Clinton was right. We need to make America whole again. We need to come together as a nation. Abraham Lincoln said that “A house divided against itself cannot stand,” and his words ring no less true today than they rang a hundred years ago. We cannot go on forever engaged in the bi-partisan war in which we are now engaged; we cannot progress as we currently exist, two respective kiddie soccer teams in red and blue, divided by a stretch of field, staring out at each other with a rage but failing to move, furious and immobile with an anger that would be more effective, less corrosive, were it channeled into action.

We need to talk about the issues that define us as a people. We need to lay out plans to combat these issues. We need to come together. Most of all, because it is the foundation from which we will do all else, we need to arm ourselves with facts.

Despite what Republicans will do or say to convince you otherwise, Trump’s squandering of truth is not a bi-partisan issue.

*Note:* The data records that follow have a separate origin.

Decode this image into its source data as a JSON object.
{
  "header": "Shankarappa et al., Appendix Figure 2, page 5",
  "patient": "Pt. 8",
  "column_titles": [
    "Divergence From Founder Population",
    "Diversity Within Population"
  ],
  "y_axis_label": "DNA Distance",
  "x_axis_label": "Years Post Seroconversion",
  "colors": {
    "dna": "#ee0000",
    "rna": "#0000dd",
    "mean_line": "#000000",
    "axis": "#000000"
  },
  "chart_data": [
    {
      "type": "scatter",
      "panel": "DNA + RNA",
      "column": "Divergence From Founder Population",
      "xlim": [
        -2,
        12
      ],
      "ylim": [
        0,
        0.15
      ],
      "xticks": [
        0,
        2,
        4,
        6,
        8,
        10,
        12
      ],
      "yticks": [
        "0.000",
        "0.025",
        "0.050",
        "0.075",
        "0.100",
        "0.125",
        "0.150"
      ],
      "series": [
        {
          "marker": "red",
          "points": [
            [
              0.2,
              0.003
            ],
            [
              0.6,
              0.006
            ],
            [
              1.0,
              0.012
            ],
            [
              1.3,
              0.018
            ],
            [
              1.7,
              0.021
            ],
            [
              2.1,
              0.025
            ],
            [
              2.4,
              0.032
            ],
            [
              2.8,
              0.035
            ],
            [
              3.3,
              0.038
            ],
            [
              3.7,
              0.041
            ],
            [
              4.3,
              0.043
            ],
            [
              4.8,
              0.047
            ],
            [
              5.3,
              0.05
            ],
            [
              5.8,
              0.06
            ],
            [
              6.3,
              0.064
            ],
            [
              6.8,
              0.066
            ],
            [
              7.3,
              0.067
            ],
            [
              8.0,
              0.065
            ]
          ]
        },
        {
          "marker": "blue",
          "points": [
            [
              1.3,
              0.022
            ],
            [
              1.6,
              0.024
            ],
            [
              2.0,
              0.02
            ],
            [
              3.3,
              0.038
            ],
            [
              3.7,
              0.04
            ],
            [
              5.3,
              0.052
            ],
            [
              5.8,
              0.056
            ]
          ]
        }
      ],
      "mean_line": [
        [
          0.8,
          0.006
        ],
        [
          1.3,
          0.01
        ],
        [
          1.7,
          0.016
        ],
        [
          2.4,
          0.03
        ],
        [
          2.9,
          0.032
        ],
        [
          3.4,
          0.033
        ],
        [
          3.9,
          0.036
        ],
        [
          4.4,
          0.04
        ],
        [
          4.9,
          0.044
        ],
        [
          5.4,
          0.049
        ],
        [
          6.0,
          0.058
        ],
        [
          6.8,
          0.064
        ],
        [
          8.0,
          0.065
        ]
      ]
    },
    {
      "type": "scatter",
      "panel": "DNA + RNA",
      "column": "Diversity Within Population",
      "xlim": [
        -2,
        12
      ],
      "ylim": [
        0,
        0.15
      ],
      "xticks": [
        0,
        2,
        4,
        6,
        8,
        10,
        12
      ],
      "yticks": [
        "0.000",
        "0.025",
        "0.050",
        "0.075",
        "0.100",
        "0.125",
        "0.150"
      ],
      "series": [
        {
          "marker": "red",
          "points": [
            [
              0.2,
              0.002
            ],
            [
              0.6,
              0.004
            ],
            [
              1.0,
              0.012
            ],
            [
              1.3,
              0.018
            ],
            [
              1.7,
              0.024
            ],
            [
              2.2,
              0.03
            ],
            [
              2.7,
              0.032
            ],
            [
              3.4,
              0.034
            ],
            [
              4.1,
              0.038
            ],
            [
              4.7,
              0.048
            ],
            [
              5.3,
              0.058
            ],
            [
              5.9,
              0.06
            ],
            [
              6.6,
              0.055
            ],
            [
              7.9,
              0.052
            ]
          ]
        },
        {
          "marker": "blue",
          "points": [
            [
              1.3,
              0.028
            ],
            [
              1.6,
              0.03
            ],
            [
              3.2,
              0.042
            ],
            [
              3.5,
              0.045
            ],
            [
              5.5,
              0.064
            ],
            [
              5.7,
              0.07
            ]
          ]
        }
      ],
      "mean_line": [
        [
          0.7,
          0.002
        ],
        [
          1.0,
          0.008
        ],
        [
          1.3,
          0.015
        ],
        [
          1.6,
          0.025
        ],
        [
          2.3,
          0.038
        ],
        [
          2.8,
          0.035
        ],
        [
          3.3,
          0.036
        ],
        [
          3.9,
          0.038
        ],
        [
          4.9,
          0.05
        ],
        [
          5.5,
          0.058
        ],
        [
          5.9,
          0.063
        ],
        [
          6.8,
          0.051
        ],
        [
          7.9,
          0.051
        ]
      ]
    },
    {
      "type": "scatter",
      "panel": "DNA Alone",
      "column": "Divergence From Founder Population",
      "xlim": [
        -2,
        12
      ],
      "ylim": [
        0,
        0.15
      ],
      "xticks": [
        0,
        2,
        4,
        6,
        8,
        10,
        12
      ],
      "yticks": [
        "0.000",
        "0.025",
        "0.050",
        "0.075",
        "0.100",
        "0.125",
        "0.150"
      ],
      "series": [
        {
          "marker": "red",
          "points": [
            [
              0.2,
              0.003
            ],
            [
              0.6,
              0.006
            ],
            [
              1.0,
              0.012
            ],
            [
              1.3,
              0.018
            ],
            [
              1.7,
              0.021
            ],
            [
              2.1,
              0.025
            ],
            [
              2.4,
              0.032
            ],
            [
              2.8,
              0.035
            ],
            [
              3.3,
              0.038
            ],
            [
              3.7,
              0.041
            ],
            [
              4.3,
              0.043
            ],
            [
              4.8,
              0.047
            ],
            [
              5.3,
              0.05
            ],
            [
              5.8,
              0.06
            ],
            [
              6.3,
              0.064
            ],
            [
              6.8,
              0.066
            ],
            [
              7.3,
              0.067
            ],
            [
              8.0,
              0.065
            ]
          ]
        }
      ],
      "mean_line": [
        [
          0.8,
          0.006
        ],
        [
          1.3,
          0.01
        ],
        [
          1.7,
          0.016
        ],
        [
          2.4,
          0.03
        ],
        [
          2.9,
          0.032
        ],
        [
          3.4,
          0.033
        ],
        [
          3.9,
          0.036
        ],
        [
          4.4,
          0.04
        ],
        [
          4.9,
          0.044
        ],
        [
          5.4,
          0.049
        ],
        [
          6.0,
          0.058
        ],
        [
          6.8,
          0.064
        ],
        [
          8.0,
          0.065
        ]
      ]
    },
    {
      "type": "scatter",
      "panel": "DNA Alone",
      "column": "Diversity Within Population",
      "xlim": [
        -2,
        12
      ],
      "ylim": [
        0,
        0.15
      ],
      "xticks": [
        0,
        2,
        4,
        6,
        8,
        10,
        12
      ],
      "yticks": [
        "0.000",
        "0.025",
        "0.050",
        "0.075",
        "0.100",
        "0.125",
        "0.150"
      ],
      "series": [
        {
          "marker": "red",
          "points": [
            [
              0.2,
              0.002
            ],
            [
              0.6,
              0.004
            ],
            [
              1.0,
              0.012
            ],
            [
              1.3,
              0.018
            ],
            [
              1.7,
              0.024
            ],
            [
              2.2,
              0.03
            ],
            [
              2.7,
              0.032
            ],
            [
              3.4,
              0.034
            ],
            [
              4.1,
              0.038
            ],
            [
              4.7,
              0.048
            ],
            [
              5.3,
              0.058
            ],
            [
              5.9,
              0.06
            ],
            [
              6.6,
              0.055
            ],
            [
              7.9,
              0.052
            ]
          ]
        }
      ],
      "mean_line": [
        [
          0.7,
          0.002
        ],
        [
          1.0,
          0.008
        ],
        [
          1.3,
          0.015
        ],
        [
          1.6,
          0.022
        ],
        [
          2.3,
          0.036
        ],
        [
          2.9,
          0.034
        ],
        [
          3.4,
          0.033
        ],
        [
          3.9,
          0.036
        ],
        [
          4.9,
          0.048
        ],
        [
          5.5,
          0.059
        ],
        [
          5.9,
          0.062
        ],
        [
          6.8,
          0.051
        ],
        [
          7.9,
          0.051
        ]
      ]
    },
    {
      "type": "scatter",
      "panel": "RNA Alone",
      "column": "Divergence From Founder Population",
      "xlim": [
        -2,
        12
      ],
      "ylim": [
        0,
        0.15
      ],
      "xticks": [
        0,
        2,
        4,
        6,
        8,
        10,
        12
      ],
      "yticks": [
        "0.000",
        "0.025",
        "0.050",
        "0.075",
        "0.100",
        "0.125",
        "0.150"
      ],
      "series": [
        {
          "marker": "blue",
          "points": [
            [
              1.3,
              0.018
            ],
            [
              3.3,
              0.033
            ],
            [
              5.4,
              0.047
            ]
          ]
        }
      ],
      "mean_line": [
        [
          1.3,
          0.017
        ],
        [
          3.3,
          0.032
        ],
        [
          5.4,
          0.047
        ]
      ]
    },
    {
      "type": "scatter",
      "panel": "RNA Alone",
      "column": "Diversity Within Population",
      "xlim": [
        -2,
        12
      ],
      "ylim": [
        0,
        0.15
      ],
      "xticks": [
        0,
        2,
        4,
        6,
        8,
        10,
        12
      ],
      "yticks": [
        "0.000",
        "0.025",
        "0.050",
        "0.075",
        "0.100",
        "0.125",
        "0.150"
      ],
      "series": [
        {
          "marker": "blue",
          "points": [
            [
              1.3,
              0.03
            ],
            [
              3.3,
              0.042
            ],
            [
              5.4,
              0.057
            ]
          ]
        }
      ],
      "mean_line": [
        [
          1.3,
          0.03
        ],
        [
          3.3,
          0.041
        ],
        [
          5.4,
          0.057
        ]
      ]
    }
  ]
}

As actress Ruth Negga stated in explaining her support of the ACLU (American Civil Liberties Union), “Human rights has very little to do with politics.” As the ACLU itself stated on their website, “Once the government has the power to violate one person’s rights, it can use that power against everyone.” In other words, the dangers presented by his attack on the press and the liberties it guards are a danger to both Democrats and Republicans.

Images which capture other countries’ suppressed freedoms–Mikhail Beketov’s face battered with bruises and skin hung like fractured glass, the empty and brightly-hued boxes of North Korea’s fake grocery stores, mailboxes opened to decapitated chicken heads in Belarus–appear outcomes from which our physical isolation and believed ideological upper-hand spare us, but so too did Brexit’s violently nationalist turn appear other-worldly before our own shift; so too did sweeping gashes in our national identity seem improbable before we came to sustain them.

That the president of the United States, a job title which usually supposes that unofficial moniker “leader of the free world” referred to journalists as the people’s enemy is so preposterous that it would be easy to find it humorous–that is, if such treatment of a threat to American freedoms wasn’t, as it is, so incredibly dangerous. Trump’s comment as it stands is not a joke. Neither is it normal. It is an act of aggression against the very cornerstone of our national identity. It is this kind of speech itself, and not the journalists who highlight for the people its danger, which is the people’s enemy.

Far from enemies, journalists like Beketov are the watchdogs of corruption, the guards of truth, the persistent voices holding the powerful accountable for their freedom-squelching transgressions. And from where we now stand, sustaining bruises as Beketov does, they remain our friends, our peers, the citizens who, in our mission for a more whole and equal America, have revealed themselves as our last and loyal allies.